Another promising venture is Macy's vendor direct program, which allows independent sellers to use the retailer's platform as a selling space. The company is seeing growth in this area with vendor direct making up 13% of digital revenue. Year to date, the company has added about one thousand vendors and one million SKUs through the program.

The company has even rolled out virtual reality technology to its furniture departments to help customers get a better idea of how various pieces would look in their homes. Macy's also offers a tiered rewards program, and its platinum-level members contributed 30% of the company's total sales in 2018.

Yet so far, things have not been looking up.
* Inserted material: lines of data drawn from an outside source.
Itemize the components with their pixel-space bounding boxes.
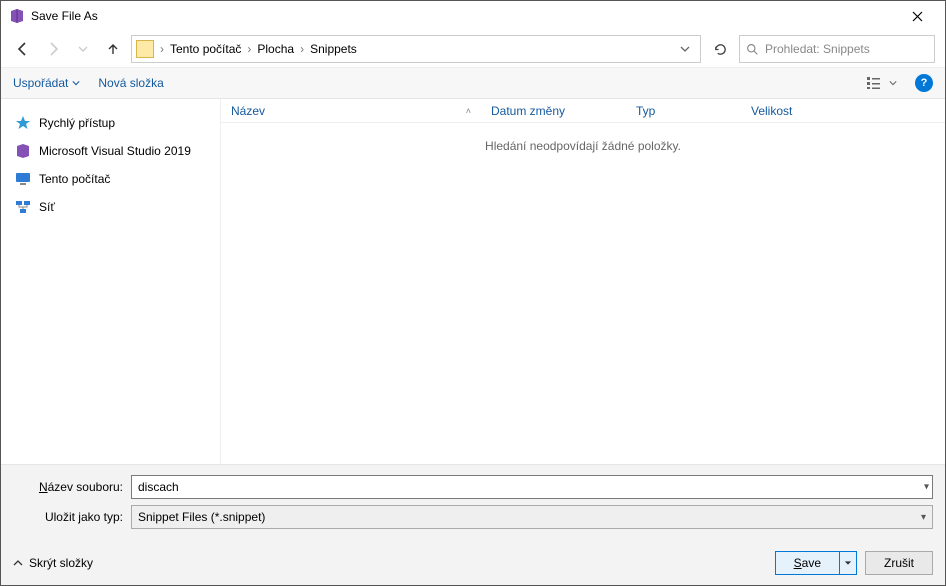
network-icon: [15, 199, 31, 215]
address-dropdown[interactable]: [674, 44, 696, 54]
sidebar-item-visual-studio[interactable]: Microsoft Visual Studio 2019: [7, 137, 214, 165]
filetype-select[interactable]: Snippet Files (*.snippet) ▾: [131, 505, 933, 529]
navigation-row: › Tento počítač › Plocha › Snippets: [1, 31, 945, 67]
filetype-label: Uložit jako typ:: [13, 510, 123, 524]
cancel-button[interactable]: Zrušit: [865, 551, 933, 575]
vs-icon: [15, 143, 31, 159]
folder-icon: [136, 40, 154, 58]
chevron-right-icon[interactable]: ›: [245, 42, 253, 56]
search-icon: [746, 43, 759, 56]
recent-locations-button[interactable]: [71, 37, 95, 61]
sidebar-item-quick-access[interactable]: Rychlý přístup: [7, 109, 214, 137]
back-button[interactable]: [11, 37, 35, 61]
chevron-down-icon: ▾: [921, 512, 926, 523]
chevron-down-icon: [72, 79, 80, 87]
sidebar-item-network[interactable]: Síť: [7, 193, 214, 221]
title-bar: Save File As: [1, 1, 945, 31]
sidebar-item-label: Rychlý přístup: [39, 116, 115, 130]
dialog-footer: Skrýt složky Save Zrušit: [1, 541, 945, 585]
navigation-pane: Rychlý přístup Microsoft Visual Studio 2…: [1, 99, 221, 464]
sidebar-item-this-pc[interactable]: Tento počítač: [7, 165, 214, 193]
breadcrumb-item[interactable]: Plocha: [253, 42, 298, 56]
chevron-up-icon: [13, 558, 23, 568]
chevron-right-icon[interactable]: ›: [158, 42, 166, 56]
hide-folders-button[interactable]: Skrýt složky: [13, 556, 93, 570]
address-bar[interactable]: › Tento počítač › Plocha › Snippets: [131, 35, 701, 63]
star-icon: [15, 115, 31, 131]
new-folder-button[interactable]: Nová složka: [98, 76, 163, 90]
column-header-date[interactable]: Datum změny: [481, 99, 626, 122]
empty-message: Hledání neodpovídají žádné položky.: [485, 139, 681, 153]
save-form: Název souboru: ▾ Uložit jako typ: Snippe…: [1, 464, 945, 541]
window-title: Save File As: [31, 9, 98, 23]
organize-button[interactable]: Uspořádat: [13, 76, 80, 90]
sidebar-item-label: Tento počítač: [39, 172, 110, 186]
save-dropdown-button[interactable]: [839, 551, 857, 575]
search-box[interactable]: [739, 35, 935, 63]
column-header-size[interactable]: Velikost: [741, 99, 831, 122]
refresh-button[interactable]: [707, 36, 733, 62]
help-button[interactable]: ?: [915, 74, 933, 92]
filetype-value: Snippet Files (*.snippet): [138, 510, 265, 524]
column-header-name[interactable]: Název ˄: [221, 99, 481, 122]
breadcrumb-item[interactable]: Snippets: [306, 42, 361, 56]
filename-input[interactable]: [131, 475, 933, 499]
file-list-pane: Název ˄ Datum změny Typ Velikost Hledání…: [221, 99, 945, 464]
chevron-down-icon: [844, 559, 852, 567]
save-button-group: Save: [775, 551, 857, 575]
main-area: Rychlý přístup Microsoft Visual Studio 2…: [1, 99, 945, 464]
chevron-right-icon[interactable]: ›: [298, 42, 306, 56]
sidebar-item-label: Síť: [39, 200, 55, 214]
forward-button[interactable]: [41, 37, 65, 61]
view-options-button[interactable]: [867, 76, 897, 90]
column-headers: Název ˄ Datum změny Typ Velikost: [221, 99, 945, 123]
close-button[interactable]: [897, 1, 937, 31]
search-input[interactable]: [765, 42, 928, 56]
filename-label: Název souboru:: [13, 480, 123, 494]
app-icon: [9, 8, 25, 24]
empty-state: Hledání neodpovídají žádné položky.: [221, 123, 945, 464]
chevron-down-icon: [889, 79, 897, 87]
column-header-type[interactable]: Typ: [626, 99, 741, 122]
breadcrumb-item[interactable]: Tento počítač: [166, 42, 245, 56]
monitor-icon: [15, 171, 31, 187]
sort-indicator-icon: ˄: [466, 106, 471, 116]
up-button[interactable]: [101, 37, 125, 61]
toolbar: Uspořádat Nová složka ?: [1, 67, 945, 99]
sidebar-item-label: Microsoft Visual Studio 2019: [39, 144, 191, 158]
save-button[interactable]: Save: [775, 551, 839, 575]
Better things can come in smaller packages

In another attempt to increase its relevance and profitability within the shifting consumer discretionary space, Macy's has been testing stores with smaller footprints. Here are four ways it's expanding these efforts:

  • In 2016, Macy's outlined a new strategic plan that involved closing 100 stores; reducing the size, inventory, and staff of other locations; and investing in its most profitable "magnet" locations. It began with a trial in 50 of the most profitable stores. The company has remodeled those locations, given them extra staff and lounge areas, and opened Starbucks within the stores. CEO Jeff Gennette has said that they "outperformed and delivered higher comparable sales, customer retention rates, and satisfaction scores" than other Macy's locations.
  • It's creating smaller, experience-based concepts within its huge department stores. One of these is STORY, a chain Macy's took control of 2017. "Our stores need to go from a place of transaction, to a place of experience," Gennette said. There are now 36 STORY spaces at Macy's in 15 states, each one 1,500 square feet, and they highlight different themes at different times. Another in-store concept is Market@Macy's, where the store brings in new brands for customers to sample in a pop-up style on a rotating basis.
  • In 2015, Macy's purchased skincare seller and spa Bluemercury, which has seen tremendous growth. It currently operates 190 locations. In the dismal third-quarter report, Bluemercury was a bright spot, with double-digitsales growth and a new rewards program that enrolled 30% of customers.
  • The company recently introduced SoGifted, a pop-up shop featuring products from women-founded companies that will run through Jan. 2020 in some locations.

These are the right sorts of moves for Macy's to make -- keeping its well-known name for its larger stores while trimming some of them down, and correspondingly looking at new formats that are attractive to shoppers who might otherwise veer away from the brand. If Macy's does have a future, this is the way to reach it.